Your WSGIPath refers to a file that does not exist.
This error appears because Beanstalk, by default, looks for application.py. Check at Beanstalk web UI, Configuration > Software Configuration, WSGIPath is mapped to application.py
Update the WSGIPath as shown in the previous replies or rename to application.py file.
As of awsebcli 3.0, you can actually edit your configuration settings to represent your WSGI path via eb config. The config command will then pull (and open it in your default command line text editor, i.e nano) an editable config based on your current configuration settings. You'll then search for WSGI and update it's path that way. After saving the file and exiting, your WSGI path will be updated automatically.
WSGI configuration was painful for me. I did changed WSCI settings using eb config command but it did not work. Below you can fix this in 5 easy steps.
1- Moved app.py function to the root of the directory (where I runned eb init command.
2- Also renamed app.py as application.py and in that initilized application as application = Flask(__name__) not app = Flask(__name__)
3- eb deploy did not worked after this (in the same project) I tried to fix config by using eb config but it was too hairy to sort it out. Delete all .extensions, .gitignore etc from your project.
4- re initialize your project on EB with eb init and follow the prompts. when deployment is done, eb open would launch your webapp (hopefully!)
When I encountered this problem it was because I was using the GUI to upload a zip of my project files. Initially I was zipping the project level directory and uploading that zip to EB.

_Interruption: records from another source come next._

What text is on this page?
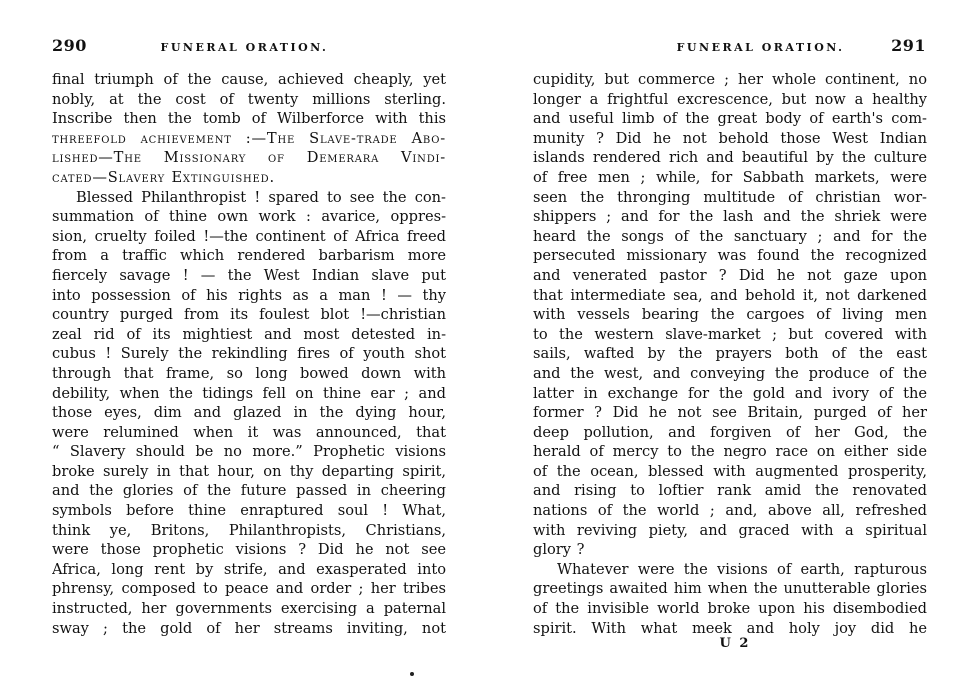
290	FUNERAL ORATION.
final triumph of the cause, achieved cheaply, yet
nobly, at the cost of twenty millions sterling.
Inscribe then the tomb of Wilberforce with this
threefold achievement :—The Slave-trade Abo-
lished—The Missionary of Demerara Vindi-
cated—Slavery Extinguished.
Blessed Philanthropist ! spared to see the con-
summation of thine own work : avarice, oppres-
sion, cruelty foiled !—the continent of Africa freed
from a traffic which rendered barbarism more
fiercely savage ! — the West Indian slave put
into possession of his rights as a man ! — thy
country purged from its foulest blot !—christian
zeal rid of its mightiest and most detested in-
cubus ! Surely the rekindling fires of youth shot
through that frame, so long bowed down with
debility, when the tidings fell on thine ear ; and
those eyes, dim and glazed in the dying hour,
were relumined when it was announced, that
“ Slavery should be no more.” Prophetic visions
broke surely in that hour, on thy departing spirit,
and the glories of the future passed in cheering
symbols before thine enraptured soul ! What,
think ye, Britons, Philanthropists, Christians,
were those prophetic visions ? Did he not see
Africa, long rent by strife, and exasperated into
phrensy, composed to peace and order ; her tribes
instructed, her governments exercising a paternal
sway ; the gold of her streams inviting, not
FUNERAL ORATION.	291
cupidity, but commerce ; her whole continent, no
longer a frightful excrescence, but now a healthy
and useful limb of the great body of earth's com-
munity ? Did he not behold those West Indian
islands rendered rich and beautiful by the culture
of free men ; while, for Sabbath markets, were
seen the thronging multitude of christian wor-
shippers ; and for the lash and the shriek were
heard the songs of the sanctuary ; and for the
persecuted missionary was found the recognized
and venerated pastor ? Did he not gaze upon
that intermediate sea, and behold it, not darkened
with vessels bearing the cargoes of living men
to the western slave-market ; but covered with
sails, wafted by the prayers both of the east
and the west, and conveying the produce of the
latter in exchange for the gold and ivory of the
former ? Did he not see Britain, purged of her
deep pollution, and forgiven of her God, the
herald of mercy to the negro race on either side
of the ocean, blessed with augmented prosperity,
and rising to loftier rank amid the renovated
nations of the world ; and, above all, refreshed
with reviving piety, and graced with a spiritual
glory ?
Whatever were the visions of earth, rapturous
greetings awaited him when the unutterable glories
of the invisible world broke upon his disembodied
spirit. With what meek and holy joy did he
U 2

Then I switched to simply uploading a zip of the project files themselves-ie select all files and send those to a zip-and then the GUI upload utility was able to find my application.py file without a problem because the application.py file was not in a subfolder.
Well, In my case I followed the entire process and conventions but was still getting 404. The problem was my virtual environment. I was ignoring all environment config related folders/files in my .gitignore but not in .ebignore. After creating .ebignore and ignoring all the folders/files which were not related to project code, fixed the issue.